# Problem: Stop Number

Write a program that prints on the console all numbers from N to M, that are divisible by 2 and 3 without reminder , in reversed order. We will read one more "stop" number from the console - S. If any of the divisible by 2 and 3 numbers is equal to the stop number, it should not be printed and the program should end.Otherwise print all numbers to N, that meets the condition.

## Input Data

Read from the console 3 numbers, each on a single line:

• N - integer number: 0 ≤ N < M.
• M - integer number: N < M ≤ 10000.
• S - integer number: N ≤ S ≤ M.

## Output Data

Print on the console on a single line all numbers, that meets the condition, separated by space.

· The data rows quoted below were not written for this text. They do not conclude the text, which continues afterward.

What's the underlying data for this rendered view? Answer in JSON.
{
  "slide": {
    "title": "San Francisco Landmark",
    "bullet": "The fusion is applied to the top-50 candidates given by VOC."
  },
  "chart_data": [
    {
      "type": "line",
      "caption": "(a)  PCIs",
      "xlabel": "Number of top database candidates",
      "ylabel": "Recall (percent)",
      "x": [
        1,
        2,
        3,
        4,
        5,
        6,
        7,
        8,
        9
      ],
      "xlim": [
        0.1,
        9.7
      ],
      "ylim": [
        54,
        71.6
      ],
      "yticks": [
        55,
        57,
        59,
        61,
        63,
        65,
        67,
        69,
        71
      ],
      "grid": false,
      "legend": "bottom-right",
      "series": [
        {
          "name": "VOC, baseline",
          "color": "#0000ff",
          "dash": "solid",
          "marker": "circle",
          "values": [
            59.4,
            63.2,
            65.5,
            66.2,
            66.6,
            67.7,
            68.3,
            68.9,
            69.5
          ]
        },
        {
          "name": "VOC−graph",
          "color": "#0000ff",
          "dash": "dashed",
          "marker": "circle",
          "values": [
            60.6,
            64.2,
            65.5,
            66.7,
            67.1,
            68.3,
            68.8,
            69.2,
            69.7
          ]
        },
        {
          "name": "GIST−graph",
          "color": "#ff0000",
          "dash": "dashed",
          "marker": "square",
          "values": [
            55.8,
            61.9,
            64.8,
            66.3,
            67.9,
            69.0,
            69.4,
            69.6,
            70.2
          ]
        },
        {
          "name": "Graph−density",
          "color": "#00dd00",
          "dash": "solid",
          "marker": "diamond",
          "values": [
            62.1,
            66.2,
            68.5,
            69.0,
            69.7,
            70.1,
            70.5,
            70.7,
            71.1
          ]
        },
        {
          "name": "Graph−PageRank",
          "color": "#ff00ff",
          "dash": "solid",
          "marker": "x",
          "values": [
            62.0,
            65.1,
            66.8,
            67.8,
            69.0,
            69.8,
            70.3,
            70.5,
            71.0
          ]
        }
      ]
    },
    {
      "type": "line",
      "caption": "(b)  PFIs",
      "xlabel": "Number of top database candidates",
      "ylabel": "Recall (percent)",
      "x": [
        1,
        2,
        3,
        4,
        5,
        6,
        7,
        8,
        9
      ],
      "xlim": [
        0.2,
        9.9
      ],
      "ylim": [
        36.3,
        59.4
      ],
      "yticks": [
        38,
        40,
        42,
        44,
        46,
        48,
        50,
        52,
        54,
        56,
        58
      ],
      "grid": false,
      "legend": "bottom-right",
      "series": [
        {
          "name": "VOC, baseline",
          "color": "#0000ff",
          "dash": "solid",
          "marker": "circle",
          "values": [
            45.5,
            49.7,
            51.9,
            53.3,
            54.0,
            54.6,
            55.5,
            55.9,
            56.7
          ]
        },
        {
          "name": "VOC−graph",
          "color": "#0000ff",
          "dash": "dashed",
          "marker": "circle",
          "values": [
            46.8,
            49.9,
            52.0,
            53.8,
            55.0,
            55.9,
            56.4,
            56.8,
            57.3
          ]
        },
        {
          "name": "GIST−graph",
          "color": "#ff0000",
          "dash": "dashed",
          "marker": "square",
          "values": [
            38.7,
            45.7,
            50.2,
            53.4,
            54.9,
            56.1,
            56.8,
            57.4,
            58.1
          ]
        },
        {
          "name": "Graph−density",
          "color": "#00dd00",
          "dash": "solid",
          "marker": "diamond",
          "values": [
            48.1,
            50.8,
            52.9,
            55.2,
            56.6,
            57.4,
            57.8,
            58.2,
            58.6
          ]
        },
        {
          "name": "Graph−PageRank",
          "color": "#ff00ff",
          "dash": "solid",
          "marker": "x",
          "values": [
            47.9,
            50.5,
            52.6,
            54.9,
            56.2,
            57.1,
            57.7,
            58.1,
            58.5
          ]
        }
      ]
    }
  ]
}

## Sample Input and Output

1
30
15
30 24 18 12 6 Numbers from 30 to 1, that is divisible at the same time by 2 and 3 without reminder are: 30, 24, 18, 12 and 6. The number 15 is not equal to any, so the sequence continues.
1
36
12
36 30 24 18 Numbers from 36 to 1, that is divisible at the same time by 2 and 3 without reminder are: 36, 30, 24, 18, 12 and 6. The number 12 is equal to the stop number , so we stop by 18.
Input Output
20
1000
36
996 990 984 978 972 966 960 954 948 942 936 930 924 918 912 906 900 894 888 882 876 870 864 858 852 846 840 834 828 822 816 810 804 798 792 786 780 774 768 762 756 750 744 738 732 726 720 714 708 702 696 690 684 678 672 666 660 654 648 642 636 630 624 618 612 606 600 594 588 582 576 570 564 558 552 546 540 534 528 522 516 510 504 498 492 486 480 474 468 462 456 450 444 438 432 426 420 414 408 402 396 390 384 378 372 366 360 354 348 342 336 330 324 318 312 306 300 294 288 282 276 270 264 258 252 246 240 234 228 222 216 210 204 198 192 186 180 174 168 162 156 150 144 138 132 126 120 114 108 102 96 90 84 78 72 66 60 54 48 42

## Tips and Tricks

The problem can be divided by four logical parts:

• Check of all numbers in the given range, and then loop.
• Check the conditions of problem according to every number in the given range.
• Printing the numbers.

First part is ordinary - we read three integer numbers from the console, so we will use int.

We have already came together with thesecond part - initialize the for loop. It is a bit tricky - in the explanation is mentioned that the numbers have to be printed in reversed order. This means that initial value of variable i will be bigger, and from the examples we can see that it is M. So the final value of i should be N. The fact that we will print the results in reversed order and the values of i, suggests that the step would be decreased by 1.

After we have initialized the for loop, it comes the third part of the problem - check in problem description if the given number is divisible both to 2 and 3 without reminder. We will do this with one simple if check , that we will leave to the reader to do it by themselves.

Another tricky part of this problem is that apart of the above check we need to do another one - if number is equal to the "stop" number, entered from the console on the third line. To reach this test,number we check, should pass the above one. For this reason we will build another if construction, that we will nest in the previous one. If the condition is true, we need to stop program from printing, we can do this using operator break, and it will lead us out of the for loop.

If condition of the check whether the number is equal with "stop" number returns result false, our program should continue to print. This covers fourth and last part of our program.